My mind is filled with images:
Playing Boggle as Jay, grinning impishly, defends the addition of preposterous suffixes and prefixes to otherwise perfectly good words. We always called them Jay words.
Dropping off Helen in Hyde Park after a Mensa event. Enjoying the beauty and magic of Lake Shore Drive while listening to Jay's theories on how to build proper roads.
Watching Jay's horrible grimaces as he described how he learned as a teenager that one should never eat blue food. This led to the blue birthday cake that someone (I think it was Shelly MacGregor) baked one year to tease him.
Trying to act like a responsible adult and not giggling while Jay was whispering horrible puns in my ear on a hotel search for HalloweeM.
Jay & Helen always picking exactly the right summer Games & Conversation to bring the Root Beer and Ice Cream for floats.
Jay's serious side when he shared some very wise thoughts as the GOBS Trustees met with Burton in the many meetings we had to discuss the formation of the trust.

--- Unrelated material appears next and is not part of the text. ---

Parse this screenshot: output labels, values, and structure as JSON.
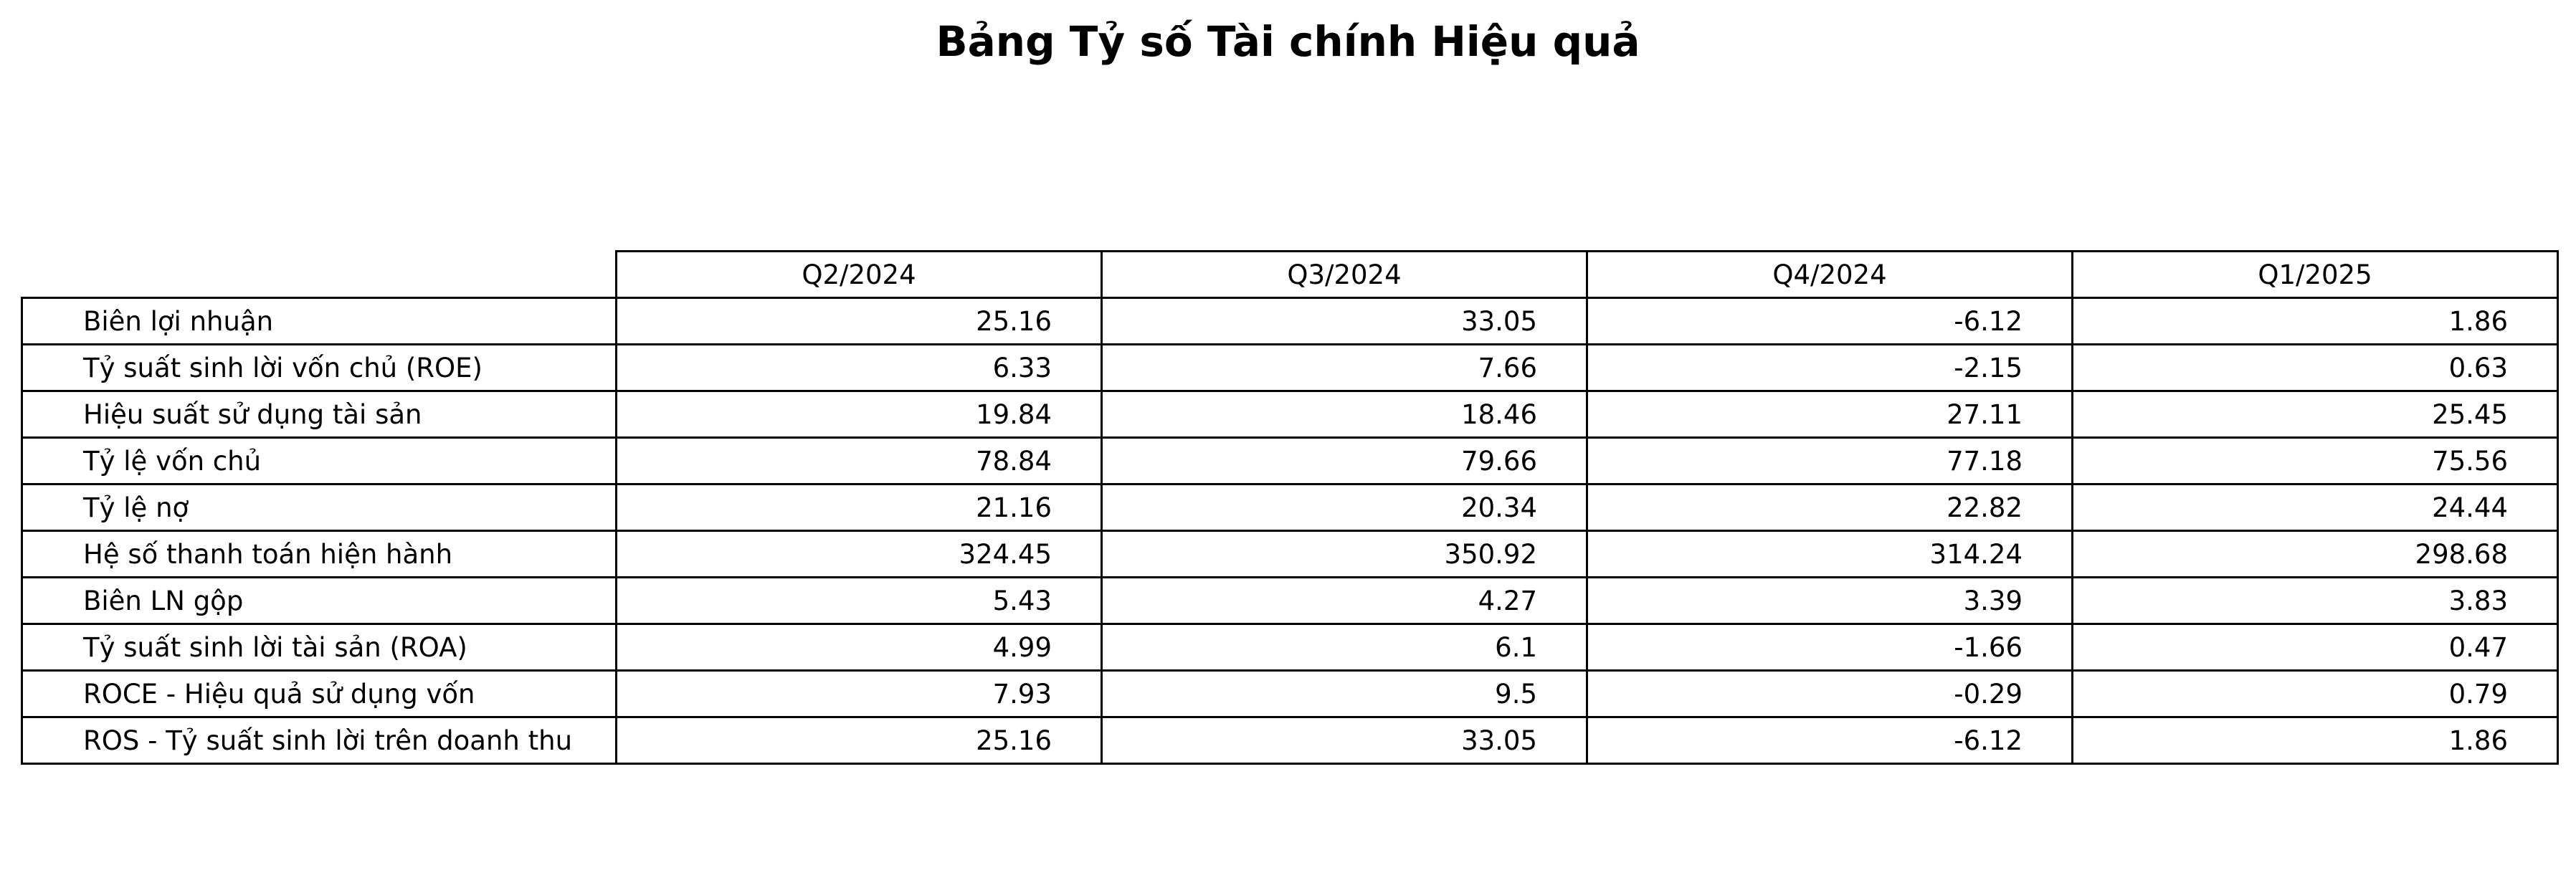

Riding with Jay as he drove from The Art Institute end of the Grant Park Garage to the Library end, during a visit to The Art Institute. Someone in the group mentioned an interesting free exhibit at The Chicago Public Library so he tacked a bonus round onto that ALBAMS outing.
Trying to act like a responsible adult and not laughing loudly while Jay was whispering horrible jokes in my ear at The Art Institute.

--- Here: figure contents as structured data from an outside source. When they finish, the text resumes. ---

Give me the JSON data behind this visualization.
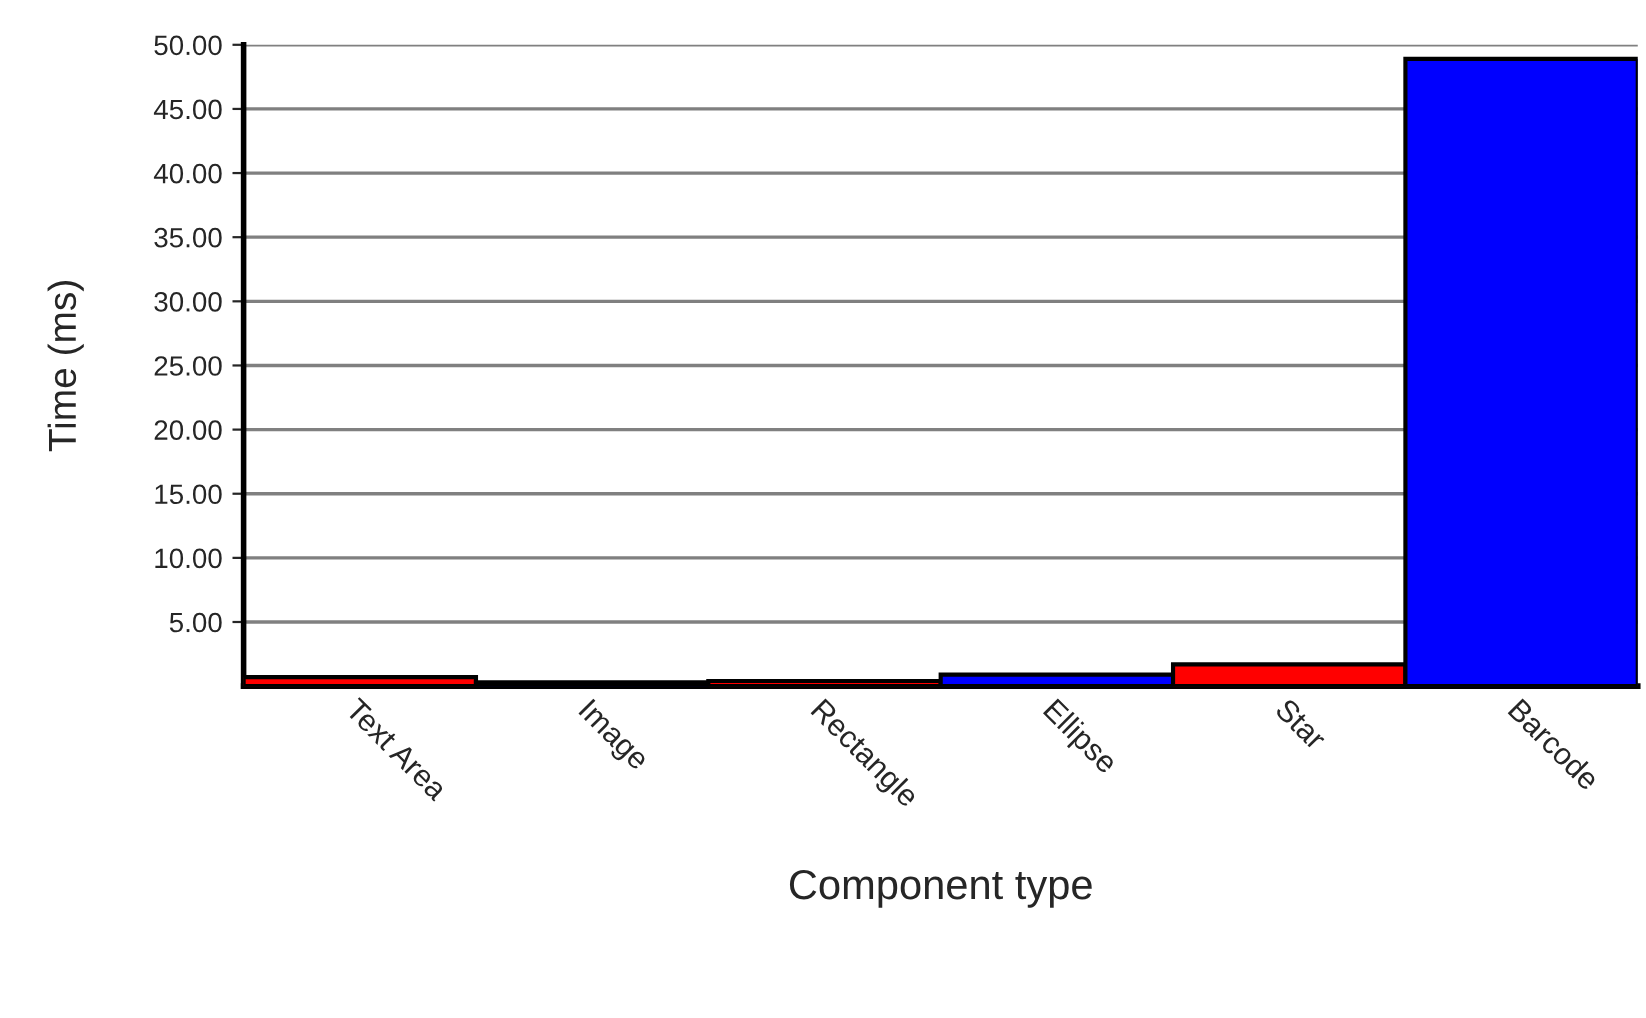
{
  "chart_data": {
    "type": "bar",
    "xlabel": "Component type",
    "ylabel": "Time (ms)",
    "categories": [
      "Text Area",
      "Image",
      "Rectangle",
      "Ellipse",
      "Star",
      "Barcode"
    ],
    "values": [
      0.7,
      0.3,
      0.4,
      0.9,
      1.7,
      48.9
    ],
    "colors": [
      "#ff0000",
      "#0000ff",
      "#ff0000",
      "#0000ff",
      "#ff0000",
      "#0000ff"
    ],
    "ylim": [
      0,
      50
    ],
    "yticks": [
      {
        "value": 5,
        "label": "5.00"
      },
      {
        "value": 10,
        "label": "10.00"
      },
      {
        "value": 15,
        "label": "15.00"
      },
      {
        "value": 20,
        "label": "20.00"
      },
      {
        "value": 25,
        "label": "25.00"
      },
      {
        "value": 30,
        "label": "30.00"
      },
      {
        "value": 35,
        "label": "35.00"
      },
      {
        "value": 40,
        "label": "40.00"
      },
      {
        "value": 45,
        "label": "45.00"
      },
      {
        "value": 50,
        "label": "50.00"
      }
    ],
    "grid": "y",
    "legend": false
  }
}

Jay's look of delight, when I confessed one day, "Jay, I'm getting worried. I think I'm beginning to understand Milo Mulch." in reference to his nearly incomprehensible Milo Mulch column in ChiMe.
Jay saying volumes with a crooked smile and a shrug of his shoulders when I asked him last HalloweeM how he was doing. I had just learned about his cancer.
Jay eating ice cream and apple pie 2 days before he died.
I celebrate that Jay Smith added so many smiles to my life.